Acórdão nº 20/03.3TYLSB.S1 de Supremo Tribunal de Justiça (Portugal), 01 de Março de 2010

Magistrado ResponsávelMOREIRA ALVES
Data da Resolução01 de Março de 2010
EmissorSupremo Tribunal de Justiça (Portugal)

S Privacidade: 1 Meio Processual: REVISTA Decisão: CONCEDIDA PARCIALMENTE Sumário : I - O enriquecimento sem causa justificativa de alguém corresponderá, regra geral, a um empobrecimento, de igual valor, no património do terceiro que se arroga o direito à restituição, mas nem sempre assim acontece.

II - Na verdade, pode ocorrer enriquecimento injustificado sem o correspondente empobrecimento do terceiro lesado.

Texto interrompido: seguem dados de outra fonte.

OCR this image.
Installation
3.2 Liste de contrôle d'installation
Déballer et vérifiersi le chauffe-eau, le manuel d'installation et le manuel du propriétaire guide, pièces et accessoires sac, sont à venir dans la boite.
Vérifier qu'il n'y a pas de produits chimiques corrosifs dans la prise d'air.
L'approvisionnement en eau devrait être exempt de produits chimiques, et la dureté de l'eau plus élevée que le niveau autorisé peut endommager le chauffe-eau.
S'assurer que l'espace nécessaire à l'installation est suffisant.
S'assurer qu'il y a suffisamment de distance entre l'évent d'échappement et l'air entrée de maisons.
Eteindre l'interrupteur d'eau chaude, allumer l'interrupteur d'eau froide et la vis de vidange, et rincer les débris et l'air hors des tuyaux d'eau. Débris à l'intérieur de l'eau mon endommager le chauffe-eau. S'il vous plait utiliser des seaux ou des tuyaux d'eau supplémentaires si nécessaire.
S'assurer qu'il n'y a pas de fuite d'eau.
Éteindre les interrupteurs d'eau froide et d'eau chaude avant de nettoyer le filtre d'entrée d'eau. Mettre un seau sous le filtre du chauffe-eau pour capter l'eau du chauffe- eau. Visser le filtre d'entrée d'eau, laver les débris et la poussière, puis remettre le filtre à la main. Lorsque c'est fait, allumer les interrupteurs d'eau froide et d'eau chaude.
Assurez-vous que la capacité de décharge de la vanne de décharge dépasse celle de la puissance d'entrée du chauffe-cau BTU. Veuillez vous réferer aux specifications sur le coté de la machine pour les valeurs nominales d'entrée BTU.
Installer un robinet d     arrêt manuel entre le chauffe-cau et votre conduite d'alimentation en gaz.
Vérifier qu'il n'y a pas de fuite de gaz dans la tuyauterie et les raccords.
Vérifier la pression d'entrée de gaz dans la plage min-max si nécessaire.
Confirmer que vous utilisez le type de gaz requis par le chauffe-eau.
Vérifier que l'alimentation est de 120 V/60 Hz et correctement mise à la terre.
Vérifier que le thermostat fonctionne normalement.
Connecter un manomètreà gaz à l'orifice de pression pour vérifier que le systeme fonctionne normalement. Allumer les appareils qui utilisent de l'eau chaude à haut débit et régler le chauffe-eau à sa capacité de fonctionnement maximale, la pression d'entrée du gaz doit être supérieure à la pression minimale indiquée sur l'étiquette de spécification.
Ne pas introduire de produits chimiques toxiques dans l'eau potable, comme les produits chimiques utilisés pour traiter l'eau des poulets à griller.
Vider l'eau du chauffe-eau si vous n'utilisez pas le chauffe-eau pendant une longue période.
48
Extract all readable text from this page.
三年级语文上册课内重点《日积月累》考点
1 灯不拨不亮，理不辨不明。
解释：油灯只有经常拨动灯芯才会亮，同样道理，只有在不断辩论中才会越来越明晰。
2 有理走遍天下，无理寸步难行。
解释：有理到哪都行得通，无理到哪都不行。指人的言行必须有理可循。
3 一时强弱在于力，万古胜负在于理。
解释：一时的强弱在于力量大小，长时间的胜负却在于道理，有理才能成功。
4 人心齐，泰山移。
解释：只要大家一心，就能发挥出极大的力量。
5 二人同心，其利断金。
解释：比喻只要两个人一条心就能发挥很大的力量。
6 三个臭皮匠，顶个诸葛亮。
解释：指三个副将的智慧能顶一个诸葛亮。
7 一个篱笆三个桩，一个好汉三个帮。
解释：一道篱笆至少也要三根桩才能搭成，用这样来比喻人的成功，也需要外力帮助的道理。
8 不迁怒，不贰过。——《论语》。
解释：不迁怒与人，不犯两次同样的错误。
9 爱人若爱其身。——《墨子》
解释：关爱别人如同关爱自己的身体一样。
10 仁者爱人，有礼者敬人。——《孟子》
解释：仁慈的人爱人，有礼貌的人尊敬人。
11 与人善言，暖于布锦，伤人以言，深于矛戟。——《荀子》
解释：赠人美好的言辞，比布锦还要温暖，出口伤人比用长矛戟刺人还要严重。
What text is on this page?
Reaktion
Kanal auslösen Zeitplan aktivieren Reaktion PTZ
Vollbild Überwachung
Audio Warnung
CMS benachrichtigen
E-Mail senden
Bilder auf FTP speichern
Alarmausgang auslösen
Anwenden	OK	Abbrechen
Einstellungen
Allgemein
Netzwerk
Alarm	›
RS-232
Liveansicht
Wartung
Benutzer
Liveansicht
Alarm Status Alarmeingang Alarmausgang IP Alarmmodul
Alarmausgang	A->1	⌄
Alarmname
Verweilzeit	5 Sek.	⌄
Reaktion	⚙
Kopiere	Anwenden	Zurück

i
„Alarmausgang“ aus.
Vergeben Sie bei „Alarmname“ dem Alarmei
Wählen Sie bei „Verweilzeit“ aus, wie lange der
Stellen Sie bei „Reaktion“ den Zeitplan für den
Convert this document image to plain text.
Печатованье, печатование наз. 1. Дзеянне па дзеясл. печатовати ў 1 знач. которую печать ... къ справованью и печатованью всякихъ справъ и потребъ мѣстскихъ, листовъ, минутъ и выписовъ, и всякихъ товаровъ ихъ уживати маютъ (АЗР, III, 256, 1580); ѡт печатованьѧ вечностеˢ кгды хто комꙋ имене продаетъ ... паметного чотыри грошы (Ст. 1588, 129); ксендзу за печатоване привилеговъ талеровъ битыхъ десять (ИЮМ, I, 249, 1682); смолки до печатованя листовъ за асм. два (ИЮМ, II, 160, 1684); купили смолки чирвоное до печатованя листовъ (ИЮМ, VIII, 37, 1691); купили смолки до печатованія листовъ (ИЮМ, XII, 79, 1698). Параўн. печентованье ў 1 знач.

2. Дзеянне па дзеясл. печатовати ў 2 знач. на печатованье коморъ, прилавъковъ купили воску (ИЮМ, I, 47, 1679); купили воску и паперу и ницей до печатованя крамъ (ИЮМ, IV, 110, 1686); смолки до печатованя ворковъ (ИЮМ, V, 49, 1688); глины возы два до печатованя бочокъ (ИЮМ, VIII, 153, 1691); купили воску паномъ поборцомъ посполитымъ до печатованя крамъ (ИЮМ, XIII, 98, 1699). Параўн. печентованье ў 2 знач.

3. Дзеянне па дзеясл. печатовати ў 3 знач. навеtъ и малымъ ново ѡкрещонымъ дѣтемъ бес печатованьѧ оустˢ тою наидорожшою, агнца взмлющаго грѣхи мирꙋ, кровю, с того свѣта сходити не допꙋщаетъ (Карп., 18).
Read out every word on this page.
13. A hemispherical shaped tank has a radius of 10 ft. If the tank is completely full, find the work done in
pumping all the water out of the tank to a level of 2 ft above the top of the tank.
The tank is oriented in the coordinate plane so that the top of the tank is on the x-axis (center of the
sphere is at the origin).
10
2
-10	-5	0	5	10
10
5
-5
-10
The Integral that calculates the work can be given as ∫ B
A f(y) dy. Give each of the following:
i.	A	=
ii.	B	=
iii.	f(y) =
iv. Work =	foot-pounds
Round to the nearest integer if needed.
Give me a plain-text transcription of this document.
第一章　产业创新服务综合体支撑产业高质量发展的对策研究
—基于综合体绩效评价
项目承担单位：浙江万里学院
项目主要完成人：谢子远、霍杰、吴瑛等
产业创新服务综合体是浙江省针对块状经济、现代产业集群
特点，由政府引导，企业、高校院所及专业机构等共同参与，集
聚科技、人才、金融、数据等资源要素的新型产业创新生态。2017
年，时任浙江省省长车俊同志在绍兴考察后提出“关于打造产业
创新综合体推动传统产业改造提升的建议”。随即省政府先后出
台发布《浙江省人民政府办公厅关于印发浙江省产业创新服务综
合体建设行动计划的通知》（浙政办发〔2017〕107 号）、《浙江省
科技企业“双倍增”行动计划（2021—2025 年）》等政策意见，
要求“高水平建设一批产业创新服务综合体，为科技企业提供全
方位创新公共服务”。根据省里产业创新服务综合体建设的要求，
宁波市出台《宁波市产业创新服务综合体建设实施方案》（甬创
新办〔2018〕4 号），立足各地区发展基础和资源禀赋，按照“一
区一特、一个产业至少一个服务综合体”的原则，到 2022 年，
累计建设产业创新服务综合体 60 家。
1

Tal ocorrerá, por exemplo, em casos em que o beneficiado com a vantagem patrimonial se intrometeu nos direitos ou bens jurídicos alheios, isto é, quando alguém, sem ter a tal direito, usa, consome ou utiliza bens alheios ou exercita direitos de outrem.

III - É o que ocorre no caso concreto, em que as rés, violando um direito privativo da autora, utilizaram uma marca figurativa registada em nome desta, da sua propriedade exclusiva, e como tal protegida nos termos do disposto nos arts. 167.º, n.º 4, 207.º e 257.º do CPI de 1995.

IV - Provada a utilização indevida da marca da autora, a comercialização de produtos fabricados com o padrão propriedade exclusiva da autora, é claro que está demonstrada a obtenção da mencionada vantagem patrimonial que terá de ser quantificada em sede de incidente de liquidação.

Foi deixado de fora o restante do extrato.